Handbook of Research on Distributed Medical Informatics and E-Health
A DKMS is a system that manages the integration of distributed objects into a functioning whole producing, maintaining, and enhancing a business knowledge base. A business knowledge base is the set of data, validated models, meta-models, and software used for manipulating these, pertaining to the enterprise, produced either by using a DKMS, or imported from other sources upon creation of a DKMS. A DKMS, in this view, requires a knowledge base to begin operation. But it enhances its own knowledge base with the passage of time because it is a self-correcting system, subject to testing against experience. The DKMS must not only manage data, but all of the objects, object models, process models, use case models, object interaction models, and dynamic models, used to process data and to interpret it to produce a business knowledge base.
Published in Chapter:
Distributed Knowledge Management in Healthcare
Christos Bountis (Oxford Radcliffe Hospitals, UK)

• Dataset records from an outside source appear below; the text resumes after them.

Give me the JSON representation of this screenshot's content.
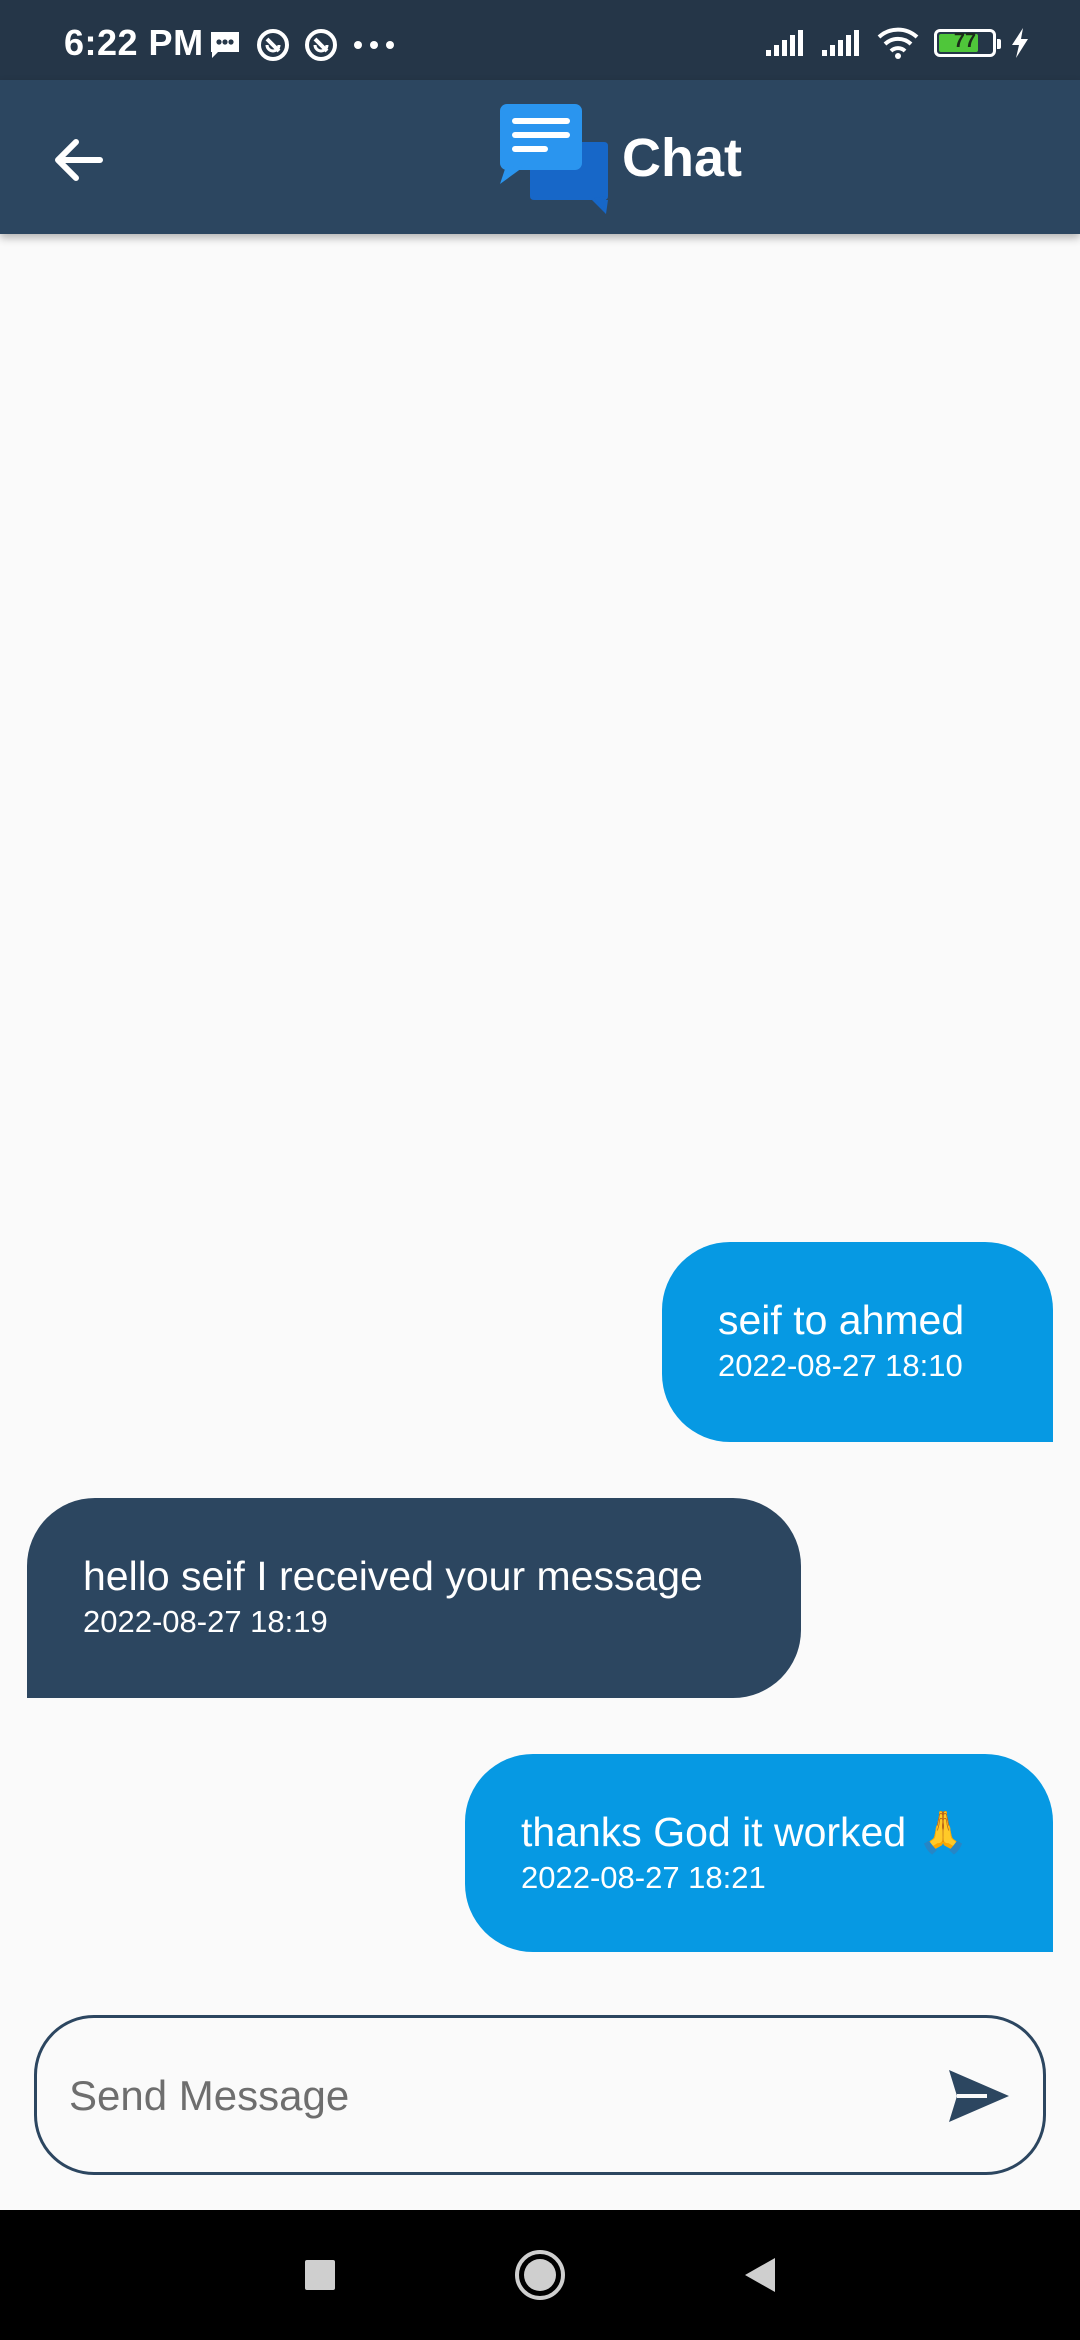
{
  "status_bar": {
    "time": "6:22 PM",
    "left_icons": [
      "message-icon",
      "at-icon",
      "at-icon",
      "more-dots-icon"
    ],
    "right_icons": [
      "signal-icon",
      "signal-icon",
      "wifi-icon",
      "battery-icon",
      "charging-bolt-icon"
    ],
    "battery_level": "77",
    "battery_fraction": 0.77
  },
  "app_bar": {
    "title": "Chat",
    "back_icon": "arrow-left-icon",
    "logo_icon": "chat-bubbles-icon"
  },
  "messages": [
    {
      "direction": "sent",
      "text": "seif to ahmed",
      "time": "2022-08-27 18:10"
    },
    {
      "direction": "received",
      "text": "hello seif I received your message",
      "time": "2022-08-27 18:19"
    },
    {
      "direction": "sent",
      "text": "thanks God it worked 🙏",
      "time": "2022-08-27 18:21"
    }
  ],
  "composer": {
    "placeholder": "Send Message",
    "value": "",
    "send_icon": "send-icon"
  },
  "nav_bar": {
    "icons": [
      "recents-square-icon",
      "home-circle-icon",
      "back-triangle-icon"
    ]
  },
  "colors": {
    "status_bar": "#253648",
    "app_bar": "#2c4660",
    "sent_bubble": "#0699e3",
    "received_bubble": "#2c4660",
    "background": "#fafafa"
  }
}
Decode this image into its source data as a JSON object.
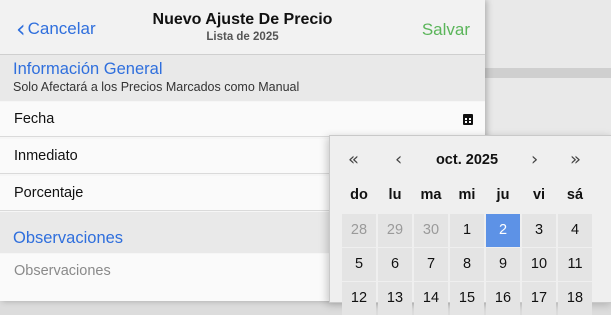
{
  "header": {
    "back_label": "Cancelar",
    "title": "Nuevo Ajuste De Precio",
    "subtitle": "Lista de 2025",
    "save_label": "Salvar"
  },
  "general": {
    "title": "Información General",
    "subtitle": "Solo Afectará a los Precios Marcados como Manual"
  },
  "rows": {
    "fecha": "Fecha",
    "inmediato": "Inmediato",
    "porcentaje": "Porcentaje"
  },
  "observaciones": {
    "title": "Observaciones",
    "placeholder": "Observaciones"
  },
  "calendar": {
    "month": "oct. 2025",
    "weekdays": [
      "do",
      "lu",
      "ma",
      "mi",
      "ju",
      "vi",
      "sá"
    ],
    "weeks": [
      [
        "28",
        "29",
        "30",
        "1",
        "2",
        "3",
        "4"
      ],
      [
        "5",
        "6",
        "7",
        "8",
        "9",
        "10",
        "11"
      ],
      [
        "12",
        "13",
        "14",
        "15",
        "16",
        "17",
        "18"
      ]
    ],
    "selected_day": "2",
    "nav": {
      "prev_year": "«",
      "prev_month": "‹",
      "next_month": "›",
      "next_year": "»"
    }
  }
}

DOI: 10.4018/978-1-60566-002-8.ch014
Abstract
This chapter introduces and reviews the concept of distributed knowledge management within the Healthcare environment and between Healthcare and other partner organisations. As management should not be mistaken for control, distributed should not be identified with multicentered. Trade-offs between managerial centralism and social contextuality should be allowed. Although the core issues in knowledge management are not technological, tools that can support the central versus social dualism of knowledge management are critical to the effective and appropriate use of generated knowledge. Information tools can significantly affect the user experience and local social wiliness to participation and enhance the managerial trends that make use of knowledge networks and shared logistics. They include service-oriented architectures (SOA), artificial intelligence networks (AIN), multiple agent systems (MAS) and the contextual tools of Web 2.0. All of those tools feed their functionality on the semantic detail, the granularity and the trust levels enjoyed by their information sources.